Dans la salle : Yvain Juillard (Député Possion Laville). Au micro, sur scène : Bogdan Zamfir (Kristoff Hémé).
© Élisabeth Carecchio

À travers ces exemples, on perçoit la variété des procédés d’écriture et des formes d’accompagnement dramaturgique développés à chaque étape d’écriture de Ça ira de Joël Pommerat. Au cœur de ce processus, la documentation a été un outil essentiel pour nourrir les imaginaires de l’auteur-metteur en scène et des acteur·rice·s, pour stimuler l’émergence de personnages et de situations, pour aider le développement d’écritures (textuelles, scéniques, improvisées et longuement mûries, de manière solitaire ou collective…).

Loin d’imposer une interprétation préétablie, la dramaturgie a pris la forme d’une enquête dont la parenté avec les démarches de certains chercheurs m’a semblé prégnante, et c’est sur ce point que j’aimerais conclure en continuant d’ouvrir la description analytique de ma pratique à une réflexion plus large sur les porosités méthodologiques et épistémologiques entre théâtre et sciences humaines et sociales. À sa façon, le processus de création de Ça ira a produit du savoir sur le passé et sur les mécanismes de l’engagement politique, et le spectacle continue à en communiquer, ce qui invite à penser la pratique théâtrale comme un lieu de recherche complémentaire à l’espace académique des chercheurs.

Ça ira ne produit aucun discours savant sur l’événement révolutionnaire mais le spectacle propose une reconstruction de l’événement, proche du reenactment, propice à la perception des multiples facteurs du processus révolutionnaire. Comme l’a souligné Guillaume Mazeau, le spectacle participe à la réflexion sur les manières :

d’articuler ensemble les sciences sociales, les arts et la politique et de proposer de nouvelles formes de narration du passé recourant autant à l’expérience sensible qu’à la compréhension de la langue écrite[1].

Dans la lignée des travaux de Guillaume Mazeau mais aussi de Sophie Wahnich, Ça ira peut être considéré comme un laboratoire de recherche sur les émotions révolutionnaires[2], recherche sensible sur laquelle Joël Pommerat a beaucoup insisté tout au long du processus de création.

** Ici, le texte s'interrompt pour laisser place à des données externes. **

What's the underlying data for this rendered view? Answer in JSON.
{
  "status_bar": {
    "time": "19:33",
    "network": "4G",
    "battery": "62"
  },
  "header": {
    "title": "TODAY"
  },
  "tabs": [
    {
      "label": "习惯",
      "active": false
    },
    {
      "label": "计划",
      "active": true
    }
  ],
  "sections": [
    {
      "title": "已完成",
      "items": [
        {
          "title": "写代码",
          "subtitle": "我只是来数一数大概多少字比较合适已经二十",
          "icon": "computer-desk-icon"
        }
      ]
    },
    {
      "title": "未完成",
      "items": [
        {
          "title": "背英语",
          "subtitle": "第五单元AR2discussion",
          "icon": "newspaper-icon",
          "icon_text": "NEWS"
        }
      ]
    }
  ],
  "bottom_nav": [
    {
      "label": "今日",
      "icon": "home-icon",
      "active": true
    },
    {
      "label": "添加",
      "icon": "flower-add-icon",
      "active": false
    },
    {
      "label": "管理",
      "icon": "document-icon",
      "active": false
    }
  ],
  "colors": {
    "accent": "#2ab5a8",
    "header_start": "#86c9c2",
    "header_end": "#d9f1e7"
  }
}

Une grande partie des répétitions de Ça ira a consisté à problématiser l’histoire avec les moyens propres du théâtre, l’émotion n’en étant qu’un parmi d’autres. Les improvisations, abondamment préparées, documentées, et développées pendant plusieurs jours, nous ont notamment permis de remettre en question les enjeux de chaque situation historique, d’explorer plusieurs causalités, de mesurer l’impact d’un événement et ses possibles développements, d’interroger par l’expérience les positionnements et les réactions de ses participant·e·s, de retrouver certains de leurs états émotionnels. En fonction des propositions, des sensations des comédien·ne·s en scène, des hypothèses d’évolution de la situation, de la reformulation des arguments historiques assimilés, du rapport de force créé par la distribution, etc., une improvisation située le 13 juillet 1789 pouvait ainsi ne pas aboutir à la prise de la Bastille… mais nous apprendre tout de même de nombreuses choses sur les motivations et perceptions des acteurs de cet événement historique. De cette manière, il me semble que l’improvisation telle que l’a dirigée Joël Pommerat pour Ça ira se rapproche de la démarche contrefactuelle en histoire[3] : elle nous a permis d’échapper à la fascination du passé révolu et à la tentation de sa reconstitution au profit d’une découverte de l’imprévisibilité des événements historiques, incertitude théâtralement essentielle à la volonté de Joël Pommerat de « rendre le passé présent ». À travers l’improvisation, le passé cessait de n’être que du passé pour redevenir du « futur inaccompli », selon l’expression de Ricœur.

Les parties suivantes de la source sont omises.